Monday, January 8, 2018

2018: A Year of the Lord

2018!  We find ourselves here, ready or not.  I am not a fan of New Year’s Resolutions because they are generally misguided attempts to fix ourselves.  But it is not unhelpful to take a moment, before rushing headlong into new year, to come before the Lord.  The seasons and years of our lives reflect a God who works His redemptive purposes in us and through us, across time and space, to prepare us for heaven.

If we come before the Lord as King David did, we will ask the Lord to search and know us, to try us, to know our hearts and anxious thoughts, and to reveal any hurtful way in us.  And then we are likely—certain, really—to come face to face with failure.  It is what we do with this encounter with failure that will largely determine the course of our 2018.  We can choose the route of self-improvement, grit our teeth, and determine to be better and do better.  Or we can rejoice in the truth that the Lord is the God of do-overs and invite Him into 2018 to do His redemptive work.

An encounter with failure is an incredibly rich opportunity for God to enter deeply into our souls.  First and foremost, failure is an efficient reminder that our hope is in the Lord: we cannot do life ourselves.  In an old song popularized by DC Talk, Charlie Peacock makes this observation: “…I’m still a man in need of a Savior.”  To put this truth in the terms of the well-known 12-step recovery program (even if we don’t have a substance abuse or other addiction issue, each of us bears the burden of addiction to pride), our failure can bring us back to Step 1: “I have a problem, and I am powerless to overcome it on my own.”  Keeping this date with humility and exercising a renewed focus on dependence on our Lord rather than reliance on ourselves enables us to participate in God’s glorious work in us.

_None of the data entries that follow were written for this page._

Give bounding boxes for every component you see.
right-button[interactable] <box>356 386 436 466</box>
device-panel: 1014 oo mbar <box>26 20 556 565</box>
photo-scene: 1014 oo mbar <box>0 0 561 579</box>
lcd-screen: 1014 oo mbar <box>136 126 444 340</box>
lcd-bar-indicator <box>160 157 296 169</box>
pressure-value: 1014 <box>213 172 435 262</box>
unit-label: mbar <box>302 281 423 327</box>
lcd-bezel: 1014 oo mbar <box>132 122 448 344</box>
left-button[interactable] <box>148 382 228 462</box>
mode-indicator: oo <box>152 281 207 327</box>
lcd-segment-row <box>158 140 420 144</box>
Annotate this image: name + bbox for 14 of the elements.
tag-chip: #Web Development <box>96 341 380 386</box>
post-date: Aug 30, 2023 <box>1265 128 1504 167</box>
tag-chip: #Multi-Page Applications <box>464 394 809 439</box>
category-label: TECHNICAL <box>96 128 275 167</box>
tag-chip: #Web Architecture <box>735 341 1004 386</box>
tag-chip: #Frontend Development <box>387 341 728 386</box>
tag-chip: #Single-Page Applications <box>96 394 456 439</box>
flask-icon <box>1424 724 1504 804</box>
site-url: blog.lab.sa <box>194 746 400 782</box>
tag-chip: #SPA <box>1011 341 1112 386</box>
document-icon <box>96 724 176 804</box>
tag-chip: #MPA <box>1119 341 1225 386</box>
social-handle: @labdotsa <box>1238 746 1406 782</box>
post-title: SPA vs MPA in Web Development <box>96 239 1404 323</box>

Humility, though, is not the only virtue we need if we are to work out our salvation as the Lord does His work in us.  God’s ways are not our ways, and His time is not our time.  It is a common human experience that God does not work at the pace at which we would have Him work.  And so we must add patience and perseverance to humility if we are to experience genuine, God-driven change. 

But before we consider giving up—change is hard!—it is critical to remember that it is God who is at work in us.  The Holy Spirit does the “heavy lifting;” we get to participate.  We can gratefully rejoice that God does not leave us as we are but faithfully works to make us fit for heaven.  A new year finds us “in process” and gives us the opportunity to invite the Lord to join us as we step into 2018.  Better yet, we can accept last year’s reminders that we are still in need of a savior and ask the Lord to enable and empower us to accept and embrace His invitation to join Him in this new year.